I agree about the headers, but other than that I found the docs to be
quite good.

>
> * Compile times. Perhaps there are implementation techniques that I'm
> missing, but most of the non-trivial examples I've experimented with
> take serious long times to compile. In one case, over an hour for a
> single translation unit. I prefer to work with a rapid modify-
> recompile-test development cycle, but I don't see that being feasible
> if I use significant Boost.Spirit components.

If you're using GCC, upgrade to 4.4. It should have greatly increased
the speed here. But yes, Spirit is a very metaprogramming-heavy
library and takes a long time to compile. You should make sure that
you separate spirit parsers into their own source files.

>
> * Error messages. Introduce an error into the code and, frankly, the
> resulting verbiage emitted by the compiler is utterly impenetrable.
> This is, of course, true of many complex template libraries in C++,
> and maybe when C++ (eventually) gains concepts, it will improve. But
> it doesn't help with today's language.

Yes. It's the fate of any template library in C++.
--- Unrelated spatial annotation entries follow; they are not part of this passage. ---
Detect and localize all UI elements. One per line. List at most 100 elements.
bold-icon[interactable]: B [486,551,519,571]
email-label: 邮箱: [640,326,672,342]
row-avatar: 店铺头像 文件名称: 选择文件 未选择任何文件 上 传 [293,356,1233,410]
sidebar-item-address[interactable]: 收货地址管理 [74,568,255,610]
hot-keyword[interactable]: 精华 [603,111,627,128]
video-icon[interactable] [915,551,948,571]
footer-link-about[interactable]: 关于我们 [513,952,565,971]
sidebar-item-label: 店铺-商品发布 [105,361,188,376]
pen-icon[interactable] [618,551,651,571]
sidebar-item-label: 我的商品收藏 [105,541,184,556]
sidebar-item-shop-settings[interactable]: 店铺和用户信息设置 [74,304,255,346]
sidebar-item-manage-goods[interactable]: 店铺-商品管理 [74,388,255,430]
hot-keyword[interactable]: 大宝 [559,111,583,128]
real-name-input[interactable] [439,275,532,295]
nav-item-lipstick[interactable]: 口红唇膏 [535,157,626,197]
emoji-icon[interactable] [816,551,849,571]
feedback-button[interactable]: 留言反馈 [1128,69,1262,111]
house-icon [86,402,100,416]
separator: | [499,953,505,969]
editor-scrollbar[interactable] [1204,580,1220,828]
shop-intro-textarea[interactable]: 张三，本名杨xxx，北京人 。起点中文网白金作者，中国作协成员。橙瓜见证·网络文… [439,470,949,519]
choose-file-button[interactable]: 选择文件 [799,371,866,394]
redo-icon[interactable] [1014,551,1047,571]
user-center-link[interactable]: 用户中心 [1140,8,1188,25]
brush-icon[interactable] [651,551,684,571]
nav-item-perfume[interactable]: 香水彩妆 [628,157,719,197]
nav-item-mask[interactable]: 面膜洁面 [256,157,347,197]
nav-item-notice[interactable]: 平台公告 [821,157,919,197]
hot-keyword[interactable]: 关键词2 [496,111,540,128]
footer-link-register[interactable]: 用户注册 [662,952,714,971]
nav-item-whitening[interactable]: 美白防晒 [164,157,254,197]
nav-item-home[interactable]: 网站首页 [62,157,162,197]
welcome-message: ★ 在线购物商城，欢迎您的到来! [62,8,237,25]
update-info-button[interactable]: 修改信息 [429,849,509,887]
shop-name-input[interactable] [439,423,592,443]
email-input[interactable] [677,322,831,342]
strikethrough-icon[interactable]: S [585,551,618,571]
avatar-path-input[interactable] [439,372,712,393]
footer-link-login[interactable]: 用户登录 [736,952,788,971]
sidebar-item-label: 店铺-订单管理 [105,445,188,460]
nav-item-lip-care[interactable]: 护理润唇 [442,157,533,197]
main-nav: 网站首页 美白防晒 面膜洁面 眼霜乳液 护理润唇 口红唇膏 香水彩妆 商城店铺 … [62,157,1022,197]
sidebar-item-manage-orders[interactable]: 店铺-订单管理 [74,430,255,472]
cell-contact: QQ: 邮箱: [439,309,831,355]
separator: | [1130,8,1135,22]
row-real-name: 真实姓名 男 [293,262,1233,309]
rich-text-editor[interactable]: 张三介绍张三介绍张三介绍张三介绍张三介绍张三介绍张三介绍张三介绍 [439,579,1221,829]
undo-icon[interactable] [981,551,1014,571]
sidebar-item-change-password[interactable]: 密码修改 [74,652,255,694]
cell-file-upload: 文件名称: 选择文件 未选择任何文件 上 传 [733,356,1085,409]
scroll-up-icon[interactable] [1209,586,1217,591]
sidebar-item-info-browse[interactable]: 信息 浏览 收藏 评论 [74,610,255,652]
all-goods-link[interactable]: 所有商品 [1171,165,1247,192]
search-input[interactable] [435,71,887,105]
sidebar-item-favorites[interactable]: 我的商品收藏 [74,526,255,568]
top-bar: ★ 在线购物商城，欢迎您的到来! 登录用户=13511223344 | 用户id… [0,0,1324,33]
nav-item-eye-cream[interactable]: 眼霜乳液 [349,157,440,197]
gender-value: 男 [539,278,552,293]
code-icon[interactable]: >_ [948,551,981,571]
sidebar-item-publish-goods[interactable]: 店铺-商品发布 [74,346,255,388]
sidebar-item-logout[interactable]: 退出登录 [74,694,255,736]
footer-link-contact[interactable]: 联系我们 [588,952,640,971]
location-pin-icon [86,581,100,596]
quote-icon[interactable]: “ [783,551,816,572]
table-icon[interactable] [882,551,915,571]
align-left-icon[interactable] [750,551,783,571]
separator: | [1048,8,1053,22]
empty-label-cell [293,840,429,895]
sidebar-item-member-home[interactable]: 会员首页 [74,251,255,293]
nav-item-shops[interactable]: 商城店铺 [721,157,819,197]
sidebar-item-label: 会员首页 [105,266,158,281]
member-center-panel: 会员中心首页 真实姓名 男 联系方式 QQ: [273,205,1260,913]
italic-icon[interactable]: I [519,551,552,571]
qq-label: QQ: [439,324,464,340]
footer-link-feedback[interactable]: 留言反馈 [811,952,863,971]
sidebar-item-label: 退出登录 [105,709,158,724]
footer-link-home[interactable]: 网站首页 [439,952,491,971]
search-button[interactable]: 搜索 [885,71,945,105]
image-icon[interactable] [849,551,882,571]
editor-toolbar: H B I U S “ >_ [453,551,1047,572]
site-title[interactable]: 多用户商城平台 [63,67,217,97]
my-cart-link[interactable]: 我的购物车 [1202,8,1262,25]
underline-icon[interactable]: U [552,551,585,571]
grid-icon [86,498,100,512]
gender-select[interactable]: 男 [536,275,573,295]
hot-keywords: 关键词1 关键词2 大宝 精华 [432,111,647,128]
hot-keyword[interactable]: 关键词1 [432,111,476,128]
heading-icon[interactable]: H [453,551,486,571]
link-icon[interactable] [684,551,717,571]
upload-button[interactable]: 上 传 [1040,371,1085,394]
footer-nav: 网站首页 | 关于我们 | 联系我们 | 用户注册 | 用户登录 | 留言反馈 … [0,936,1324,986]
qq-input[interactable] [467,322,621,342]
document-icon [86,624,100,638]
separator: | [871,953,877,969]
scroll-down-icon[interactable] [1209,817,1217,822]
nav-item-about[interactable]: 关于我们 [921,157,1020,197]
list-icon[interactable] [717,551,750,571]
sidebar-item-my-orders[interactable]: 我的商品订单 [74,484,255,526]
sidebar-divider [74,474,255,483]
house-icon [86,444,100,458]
> Secondly, it would be nice if there
> were some easy way to keep input and output in sync, if not by having
> a single function that does both (in simple cases, I've seen the %
> operator overloaded to reasonable effect to implement both << and >>),
> then by having similar-looking input and output functions that leave
> it easy to verify by eye their compatibility. Maybe that's something
> I can still build on top of Boost.Spirit, but that sounds a daunting
> dask.

Spirit 2 contains Karma and Qi, one for producing output, the other
for parsing. They use extremely similar syntax specifications.

Sebastian

Maxim Yegorushkin

unread,

Nov 15, 2009, 4:37:57 PM11/15/09

to

On 13/11/09 20:42, SeanW wrote:
> On Nov 10, 4:26 pm, Richard Smith<rich...@ex-parrot.com> wrote:
>> So, what is the opinion here? Is it worth pursuing Boost.Spirit?
>
> I think Spirit is very slick, but decided against
> using it when I considered what would happen if
> I got into trouble. It's one thing to see a 100KB
> error message and try to sort it into one of a few
> categories as Jeff Flinn says above, but what if
> you've got to actually stick your hand in that toilet
> with a debugger when you have some problem in the
> field? I couldn't bear the thought, so went with
> one of the old-school parser generators.

Been there.

Debugging Spirit parsing is fairly trivial: define BOOST_SPIRIT_DEBUG
macro.
http://www.boost.org/doc/libs/1_40_0/libs/spirit/classic/doc/debugging.html

--
Max

shoosh

unread,

Nov 23, 2009, 6:29:56 AM11/23/09

to

I have had some experience using Spirit for production code. Looking
back, I might have made a different decision mainly due to two very
painful points:

- Compile times are a real issue. It got to the point where I changed
the structure of my code specifically for the purpose of isolating the
dependencies of the cpp which contain the spirit code in order to
avoid changes which force a recompile. The worst I've seen in my code
is a 10 minute compile for a single file and this is really unbearable
when you're debugging.

- Impossible to decipher compile errors - When you're making a mistake
somewhere it can often be impossible to find the exact place where you
made the mistake since the error massage points to some template
instantiation deep inside the Spirit code. The chain of "as referenced
from" of templates can span 20 hops until you reach your own code. If
you want any fighting change to figure out what's going on getting
inside Spirit code is inevitable and is often not pretty.